In tackling insurance systems, for instance, she says she thought she was going to have some quick wins on synergies and be able to show a lot of value-add on the insurance side. But when they got into it, what she says they realized is how in the diligence period the sell side is still putting their best foot forward.

"There are things you're going to miss," Rivard says. "And one of the things that happens is sometimes you don't realize how their risk profile compares to yours in actuality. What we noticed after the fact is it wasn't as easy to get all of those insurance synergies. So, I think in hindsight, I probably would have tempered my expectations there. That wasn't necessarily anything that created a risk after the fact that negatively hurt us. It just reduced the upside."

Something that worked to their benefit, she says, was that the company got involved early in the deal with their banks. As she was already in the process of renegotiating their credit agreement, she asked to put the deal into it.

"I got really lucky because we did all of this that first week of June right before the Fed raised interest rates 75 basis points for the first time," she says. "So, I got a lot of benefit by being really proactive and telling my bank group up front what I wanted to do. That included my tax structure. I said these are the deals, this is what I want it to look like and this is what I'm going to have to do to manage my tax risk. And I built all that into my credit agreement. You don't always have the opportunity to do that. But when you can, I think what you'll see now is we have a relatively low cost of debt compared to the market because we were able to put in some really good terms upfront."

But from a tax perspective, the German deal had its drawbacks.

"If you want to have a really nice, low effective tax rate, don't buy a company in Germany."
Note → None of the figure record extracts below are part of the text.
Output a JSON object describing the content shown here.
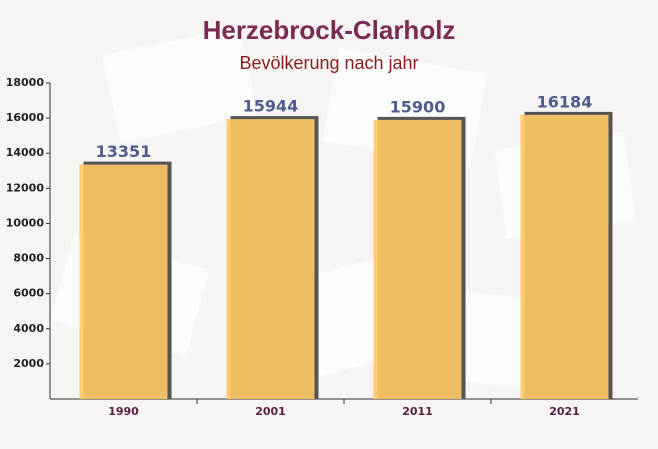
{
  "chart_data": {
    "type": "bar",
    "title": "Herzebrock-Clarholz",
    "subtitle": "Bevölkerung nach jahr",
    "categories": [
      "1990",
      "2001",
      "2011",
      "2021"
    ],
    "values": [
      13351,
      15944,
      15900,
      16184
    ],
    "color": "#ffc966",
    "ylim": [
      0,
      18000
    ],
    "yticks": [
      2000,
      4000,
      6000,
      8000,
      10000,
      12000,
      14000,
      16000,
      18000
    ]
  }
}
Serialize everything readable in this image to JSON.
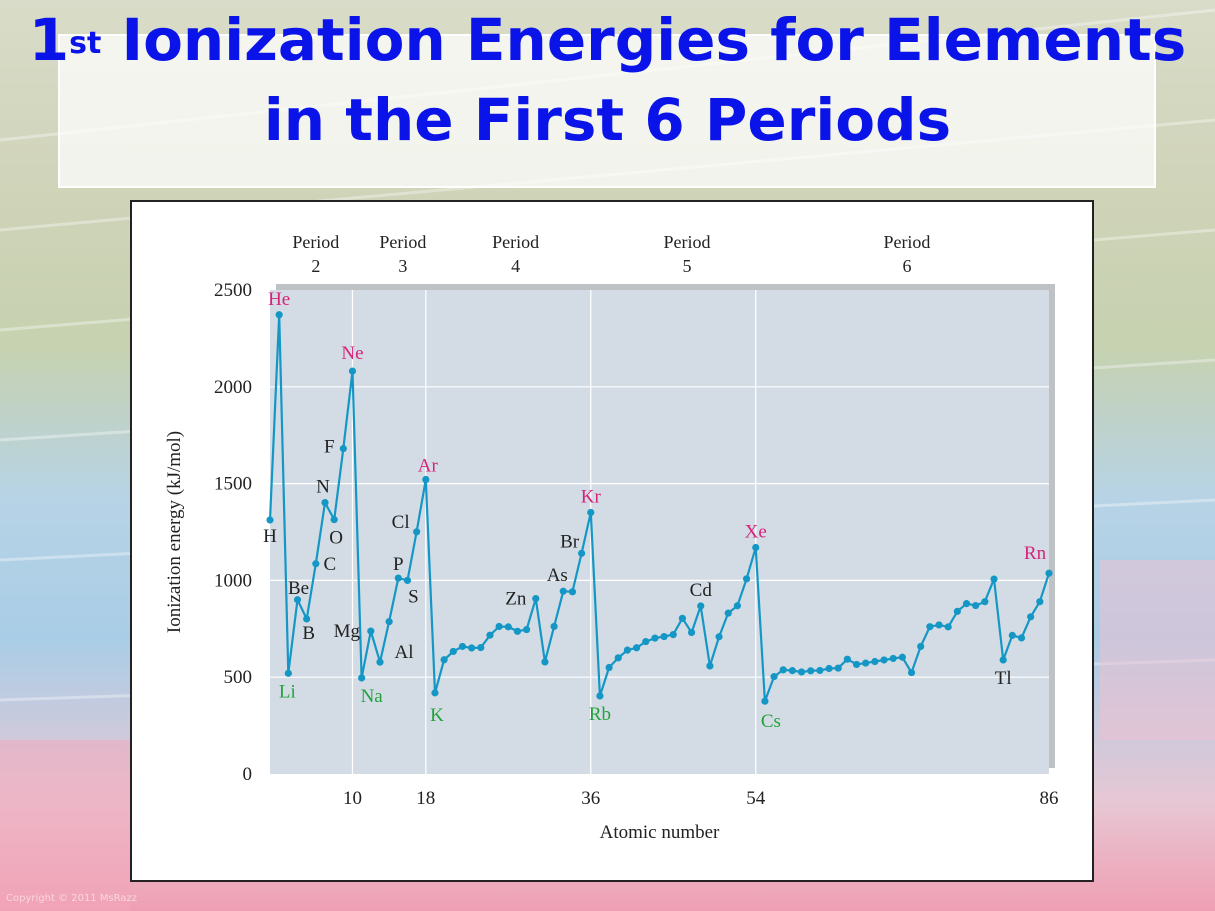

Tax liabilities, when dealing between countries, need to be thought through or money can get left on the table. And there's risk in both the effective tax rate as well as the cash tax profile.
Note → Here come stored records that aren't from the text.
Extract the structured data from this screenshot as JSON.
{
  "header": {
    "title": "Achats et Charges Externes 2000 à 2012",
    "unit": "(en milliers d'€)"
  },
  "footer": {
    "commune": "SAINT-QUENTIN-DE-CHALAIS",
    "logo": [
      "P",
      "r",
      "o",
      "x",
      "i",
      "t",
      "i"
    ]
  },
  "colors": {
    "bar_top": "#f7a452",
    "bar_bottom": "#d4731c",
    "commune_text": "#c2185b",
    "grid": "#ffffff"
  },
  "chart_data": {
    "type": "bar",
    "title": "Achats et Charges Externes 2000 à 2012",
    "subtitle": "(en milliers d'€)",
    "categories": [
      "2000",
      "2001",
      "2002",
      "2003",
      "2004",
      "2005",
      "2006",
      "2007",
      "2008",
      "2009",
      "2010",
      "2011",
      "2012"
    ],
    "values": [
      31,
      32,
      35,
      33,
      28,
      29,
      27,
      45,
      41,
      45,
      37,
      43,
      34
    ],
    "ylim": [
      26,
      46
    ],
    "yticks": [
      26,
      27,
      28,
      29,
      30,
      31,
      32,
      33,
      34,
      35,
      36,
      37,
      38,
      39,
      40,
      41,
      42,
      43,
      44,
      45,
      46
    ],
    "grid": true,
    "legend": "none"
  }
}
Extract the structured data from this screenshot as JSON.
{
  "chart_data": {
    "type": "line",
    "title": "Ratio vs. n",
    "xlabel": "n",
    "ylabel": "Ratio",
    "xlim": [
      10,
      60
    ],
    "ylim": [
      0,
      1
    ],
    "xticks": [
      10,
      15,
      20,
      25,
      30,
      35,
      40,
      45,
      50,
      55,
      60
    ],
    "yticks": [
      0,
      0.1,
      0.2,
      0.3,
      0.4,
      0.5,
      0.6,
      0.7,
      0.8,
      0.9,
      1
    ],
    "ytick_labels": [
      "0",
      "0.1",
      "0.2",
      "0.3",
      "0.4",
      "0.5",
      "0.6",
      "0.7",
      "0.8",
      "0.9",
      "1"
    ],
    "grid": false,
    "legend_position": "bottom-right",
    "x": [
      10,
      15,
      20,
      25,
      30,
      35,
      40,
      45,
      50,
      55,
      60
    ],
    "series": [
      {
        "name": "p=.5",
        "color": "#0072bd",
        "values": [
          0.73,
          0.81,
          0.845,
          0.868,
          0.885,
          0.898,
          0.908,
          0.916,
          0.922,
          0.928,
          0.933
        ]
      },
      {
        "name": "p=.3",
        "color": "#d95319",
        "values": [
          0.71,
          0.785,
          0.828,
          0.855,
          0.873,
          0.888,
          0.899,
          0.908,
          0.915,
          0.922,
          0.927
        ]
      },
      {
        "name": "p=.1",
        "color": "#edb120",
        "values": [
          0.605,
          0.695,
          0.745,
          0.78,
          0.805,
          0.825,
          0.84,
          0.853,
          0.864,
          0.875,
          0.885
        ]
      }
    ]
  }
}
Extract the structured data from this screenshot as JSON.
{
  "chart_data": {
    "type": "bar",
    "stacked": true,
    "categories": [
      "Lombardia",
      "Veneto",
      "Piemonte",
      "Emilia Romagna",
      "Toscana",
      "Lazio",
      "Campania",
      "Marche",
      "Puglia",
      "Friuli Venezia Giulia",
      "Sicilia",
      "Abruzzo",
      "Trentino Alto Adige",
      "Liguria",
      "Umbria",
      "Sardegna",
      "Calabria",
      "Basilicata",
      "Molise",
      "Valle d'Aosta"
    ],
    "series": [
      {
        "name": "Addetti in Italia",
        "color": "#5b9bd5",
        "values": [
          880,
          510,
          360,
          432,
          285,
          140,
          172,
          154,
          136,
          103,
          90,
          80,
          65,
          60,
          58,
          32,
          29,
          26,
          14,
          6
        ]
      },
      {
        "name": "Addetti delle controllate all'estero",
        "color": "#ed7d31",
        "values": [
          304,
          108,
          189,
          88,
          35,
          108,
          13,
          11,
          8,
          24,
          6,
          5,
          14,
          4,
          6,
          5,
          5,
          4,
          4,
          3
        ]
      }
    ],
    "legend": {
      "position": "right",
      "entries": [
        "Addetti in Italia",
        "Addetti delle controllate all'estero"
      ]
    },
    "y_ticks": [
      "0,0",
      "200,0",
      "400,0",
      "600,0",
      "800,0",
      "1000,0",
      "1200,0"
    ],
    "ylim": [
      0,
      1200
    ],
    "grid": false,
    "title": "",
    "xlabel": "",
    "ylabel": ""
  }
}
"When you're buying a company and you're looking at it, maybe you're looking at something where you think you're going to have a synergy when you bring it in. You think you have the ability to improve your overall tax profile. But when you get there, you might find they have some tax attributes that were maybe not appropriately accounted for because no one really likes to deal with taxes like that," Rivard says. "And so, when you get there, you might find it's actually a negative hit to your ETR, but no cash, so maybe no one's too upset because at this point in time, it's all just financial accounting. I think what we've seen, especially in China, there's a lot of risk around cash taxes. So, you can actually have a significant impact to your cash flow if you're not looking at your tax profile correctly and you don't understand the risk around tax liabilities."